Rezension

Brutale Morde

Der Kastanienmann - Søren Sveistrup

Der Kastanienmann
von Søren Sveistrup

Bewertet mit 4 Sternen

          Von allen Debüts, die ich 2019 las, war das vom „Der Kastanienmann" was mich am wenigsten überzeugte. Somit stehe ich schon mal kontrovers zu der Aussage des Aufklebers „Der Nr. 1 Bestseller aus Dänemark“ !
Der Autor Søren Sveistrup ist bekannt durch die Film-Reihe „Kommissarin Lund“.

Das Buch beginnt recht vielversprechend am 31. Oktober 1989, mit einer dichten, atmoshärischen Spannung, auf einem entlegenen Bauernhof. Dort findet der Polizist Marius Larsen ein blutiges Horrorszenario vor, einige mit der Axt erschlagene, tote Menschen und einen schwerverletzten Jungen. Er ruft nach Verstärkung, die er selbst nicht mehr erleben wird...Danach befinden wir uns fast 30 Jahre später in der Gegenwart wieder. Eine junge Frau kämpft gegen einen Unsichtbaren um ihr Leben, von dem sie nur die leise Stimme wahrnimmt. Bald darauf wird ihre grausam verstümmelte Leiche auf einem Spielplatz gefunden – ein Kastanienmännchen baumelt über ihrem toten Körper.
Das Ermittlerteam besteht aus der Kommissarin Naia Thulin und ihrem Partner Mark Hess von Europol, der strafversetzt wurde. Sie stehen vor einem Rätsel und der Täter scheint sie zum Narren zu halten, denn immer ist er ihnen einen Schritt voraus. Die Bastelfigur indes trägt den Fingerabdruck eines Mädchens, das seit einem Jahr verschwunden ist und anscheinend ermordet wurde. Sie ist die Tochter der Politikerin Rosa Hartung. Und dann taucht ein zweites Kastanienmännchen auf …Das grausame Morden geht weiter!

Die Handlung an sich verläuft spannend, wird aber immer wieder durch Nebensächlichkeiten im Ablauf gestört. Die ermittelnden Kommissare rücken mit ihren privaten Angelegenheiten zu sehr in den Vorgrund. Thulin ist mit ihren Gedanken und Vorstellungen schon im NC 3, in der Abteilung für Cyberkriminalität. Hess, ein Verbindungsoffizier von Europol in Den Haag, der nach Kopenhagen strafversetzt wurde, möchte so schnell wie möglich wieder zurück. Jeder kocht sein eigenes Süppchen. Von einem gemeinsam agierenden Team sind sie meilenweit entfernt. Und nun sollen sie einen äußerst gewieften Serienmörder zu fassen kriegen. Das es am Ende doch noch klappt, ist ein Wunder. Sympathisch waren mir die Charaktere nicht, wurden aber detailreich beschrieben und mit besonderen Wesenszügen ausgestattet.

Es sind eine Menge kleine Versatzstücke über die 130 Kapitel und über die viel zu vielen 603 Textseiten, die mich im Lesefluss innehalten ließen.

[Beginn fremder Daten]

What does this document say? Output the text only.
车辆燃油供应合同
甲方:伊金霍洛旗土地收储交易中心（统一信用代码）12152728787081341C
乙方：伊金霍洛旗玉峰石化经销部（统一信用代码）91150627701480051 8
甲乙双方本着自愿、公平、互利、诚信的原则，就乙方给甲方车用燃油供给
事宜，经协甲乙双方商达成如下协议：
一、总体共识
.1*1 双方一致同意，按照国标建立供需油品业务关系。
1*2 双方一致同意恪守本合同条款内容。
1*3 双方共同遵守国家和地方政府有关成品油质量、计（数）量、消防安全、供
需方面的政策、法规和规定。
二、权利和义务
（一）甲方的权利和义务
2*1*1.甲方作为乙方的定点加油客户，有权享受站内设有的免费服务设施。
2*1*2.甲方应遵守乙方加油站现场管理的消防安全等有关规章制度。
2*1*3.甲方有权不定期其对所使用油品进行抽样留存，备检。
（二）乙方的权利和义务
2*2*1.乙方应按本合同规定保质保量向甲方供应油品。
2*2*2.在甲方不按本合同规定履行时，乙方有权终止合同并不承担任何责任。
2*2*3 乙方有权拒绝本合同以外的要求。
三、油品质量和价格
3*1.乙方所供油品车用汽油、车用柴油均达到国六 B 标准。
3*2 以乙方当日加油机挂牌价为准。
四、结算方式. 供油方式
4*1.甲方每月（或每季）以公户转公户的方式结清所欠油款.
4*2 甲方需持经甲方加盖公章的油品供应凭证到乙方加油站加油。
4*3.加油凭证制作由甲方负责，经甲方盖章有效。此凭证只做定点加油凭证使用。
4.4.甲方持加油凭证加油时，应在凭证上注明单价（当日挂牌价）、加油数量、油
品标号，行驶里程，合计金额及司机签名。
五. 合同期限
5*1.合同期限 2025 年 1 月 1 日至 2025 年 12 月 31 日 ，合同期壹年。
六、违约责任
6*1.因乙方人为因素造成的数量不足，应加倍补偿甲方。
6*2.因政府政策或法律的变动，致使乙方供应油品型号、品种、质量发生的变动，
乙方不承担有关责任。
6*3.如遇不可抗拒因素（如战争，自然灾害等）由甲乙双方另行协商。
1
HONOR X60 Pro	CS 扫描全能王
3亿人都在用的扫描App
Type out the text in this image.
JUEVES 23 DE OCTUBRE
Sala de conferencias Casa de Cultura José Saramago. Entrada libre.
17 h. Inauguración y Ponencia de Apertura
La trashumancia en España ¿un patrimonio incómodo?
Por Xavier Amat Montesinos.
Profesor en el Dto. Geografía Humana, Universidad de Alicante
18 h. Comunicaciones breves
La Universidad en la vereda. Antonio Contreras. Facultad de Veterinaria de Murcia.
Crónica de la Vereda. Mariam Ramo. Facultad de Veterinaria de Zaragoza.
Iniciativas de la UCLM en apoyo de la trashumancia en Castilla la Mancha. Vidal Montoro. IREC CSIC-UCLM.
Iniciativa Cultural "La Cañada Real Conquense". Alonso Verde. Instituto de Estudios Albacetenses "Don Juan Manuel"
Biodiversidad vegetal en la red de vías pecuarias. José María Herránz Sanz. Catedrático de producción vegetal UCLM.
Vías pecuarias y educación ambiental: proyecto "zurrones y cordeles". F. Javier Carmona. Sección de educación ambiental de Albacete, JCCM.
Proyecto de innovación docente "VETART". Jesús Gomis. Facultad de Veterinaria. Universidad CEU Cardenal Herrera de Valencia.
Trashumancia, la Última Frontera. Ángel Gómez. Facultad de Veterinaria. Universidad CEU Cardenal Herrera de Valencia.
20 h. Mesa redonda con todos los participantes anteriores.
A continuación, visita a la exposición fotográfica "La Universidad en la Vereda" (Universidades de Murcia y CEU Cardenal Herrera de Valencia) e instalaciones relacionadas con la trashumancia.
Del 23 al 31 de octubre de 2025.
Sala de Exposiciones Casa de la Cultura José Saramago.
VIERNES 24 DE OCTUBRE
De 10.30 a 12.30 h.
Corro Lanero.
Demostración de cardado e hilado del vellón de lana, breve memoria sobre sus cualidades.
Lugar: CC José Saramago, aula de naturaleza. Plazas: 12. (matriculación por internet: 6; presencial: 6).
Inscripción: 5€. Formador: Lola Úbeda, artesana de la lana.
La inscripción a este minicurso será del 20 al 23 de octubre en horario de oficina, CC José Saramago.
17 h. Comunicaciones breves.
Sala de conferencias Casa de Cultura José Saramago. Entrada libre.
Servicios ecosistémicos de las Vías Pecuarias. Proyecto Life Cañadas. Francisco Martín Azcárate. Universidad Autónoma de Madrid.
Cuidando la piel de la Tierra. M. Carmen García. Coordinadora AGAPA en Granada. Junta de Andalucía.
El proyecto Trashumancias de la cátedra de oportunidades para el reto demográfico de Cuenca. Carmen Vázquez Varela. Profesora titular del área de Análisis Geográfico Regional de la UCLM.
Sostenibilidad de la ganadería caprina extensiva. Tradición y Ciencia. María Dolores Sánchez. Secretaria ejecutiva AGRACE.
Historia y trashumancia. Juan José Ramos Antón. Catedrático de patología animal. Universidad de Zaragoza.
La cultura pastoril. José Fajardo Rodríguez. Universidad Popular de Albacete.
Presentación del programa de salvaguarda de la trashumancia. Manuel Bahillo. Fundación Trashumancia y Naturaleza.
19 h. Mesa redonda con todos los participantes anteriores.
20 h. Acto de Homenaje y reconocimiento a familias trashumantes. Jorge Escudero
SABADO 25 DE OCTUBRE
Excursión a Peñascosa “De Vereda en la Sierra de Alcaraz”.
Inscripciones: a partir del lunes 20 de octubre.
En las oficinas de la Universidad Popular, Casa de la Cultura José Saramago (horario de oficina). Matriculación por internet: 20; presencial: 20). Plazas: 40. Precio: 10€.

Es sind Kleinigkeiten, die mich störten, z. B. die Sache mit den Kastanien. Jeder weiß, wie schnell die altern, wie kurz die wie frisch poliert aussehen! Darüber Rückschlüsse zu ziehen, ist nun wirklich kein Ding und hätte schneller zu Ergebnissen führen können! In Teilen war der Thriller langatmig, verlor sich in Wiederholungen. Ich merkte der Geschichte an, dass Sveistrup ein Drehbuchautor ist.
Der Täter war für mich eine Überraschung. Mit ihm hatte ich nicht gerechnet und die grausamen Tötungsrituale nicht mit ihm in Verbindung gebracht. Er agierte phantomhaft, teilweise überirdisch.
Die Auflösung fand ich genial und könnte filmreif umgesetzt werden.

Fazit:
Ein neuer Thrillerautor aus Skandinavien, der zumindest nicht für zartbesaitete Leser zu schreiben scheint. Er schockt mit grausamen, ungewöhnlichen Morden. Die Spannung wird leider immer mal wieder unterbrochen – kein durchgehender Thrill. Weniger Seiten hätten der Geschichte gut getan.

Ich bewerte mit 4 von 5 Sternen und vergebe meine Lese-/Kaufempfehlung!